Daniel Vorcaro
@danielvorcarobr/ Reprodução/ Instagram
O Tribunal de Justiça de São Paulo negou recurso e manteve o monitoramento sobre o patrimônio de Henrique Moura Vorcaro e Natalia Bueno Vorcaro Zettel, pai e irmã do banqueiro Daniel Vorcaro. A medida foi adotada pelo TJ a pedido dos administradores responsáveis pela liquidação extrajudicial do Banco Master.

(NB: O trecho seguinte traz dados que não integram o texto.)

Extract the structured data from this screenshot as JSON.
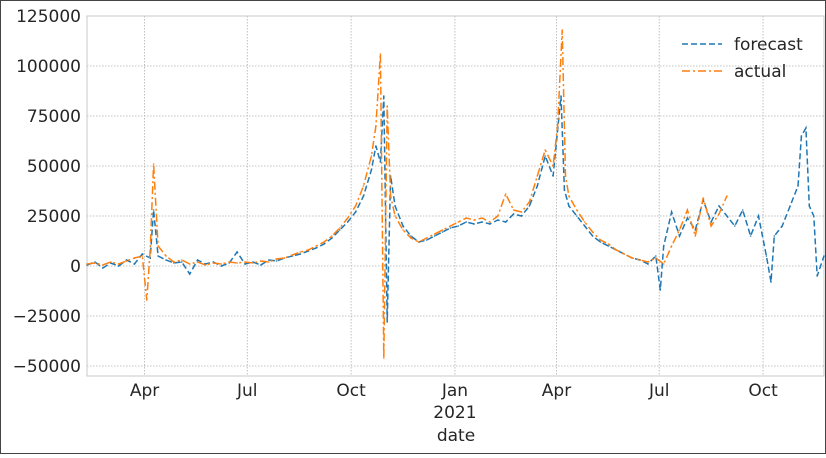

Os liquidantes do conglomerado querem esclarecer se imóveis, participações em empresas, veículos e outros ativos atribuídos aos dois possuem algum tipo de ligação com operações realizadas antes da intervenção nas instituições financeiras. A intenção é evitar que eventuais bens considerados relevantes para o ressarcimento de credores sejam transferidos sem que a existência da disputa judicial seja finalizada.
Na última segunda-feira (8), o desembargador Paulo Roberto Grava Brazil negou um recurso apresentado pela defesa dos parentes de Vorcaro e preservou uma decisão que havia determinado, em abril, o registro de alertas judiciais sobre esse patrimônio.
Na prática, a decisão permite que a Justiça acompanhe movimentações dos bens e registre a existência do processo em diversos cadastros. A medida não bloqueia contas, não apreende patrimônio e não impede a venda de imóveis, empresas ou veículos. Ela funciona como um alerta público informando que aqueles bens estão no centro de uma discussão judicial, dificultando alegações futuras de que terceiros desconheciam a controvérsia.
A ofensiva judicial dos liquidantes do Master de olho no patrimônio dos Vorcaro começou em março. Segundo os responsáveis pela liquidação, há indícios de que operações envolvendo empresas ligadas à família e renegociações de créditos concedidos pelo banco precisam ser analisadas mais profundamente.
A defesa da família Vorcaro contesta. Henrique e Natalia afirmam que nunca participaram da administração do Grupo Master, sustentam que possuem patrimônio próprio e independente das atividades do banco e alegam que não existem provas de ocultação ou tentativa de esvaziamento patrimonial. Por esse motivo, pediram a derrubada da medida.
Ao analisar o recurso, o desembargador entendeu que as investigações ainda estão em fase inicial e que há elementos suficientes para justificar a manutenção do monitoramento.
O caso é um dos capítulos das batalhas judiciais abertas após a liquidação extrajudicial do Grupo Master, iniciada em novembro de 2025, por ordem do Banco Central. Nesse caso, além de buscar identificar a origem e o destino de recursos movimentados antes da intervenção, os administradores tentam mapear patrimônios que, na avaliação deles, podem ter relação com operações sob investigação e eventualmente servir para compensar prejuízos de credores.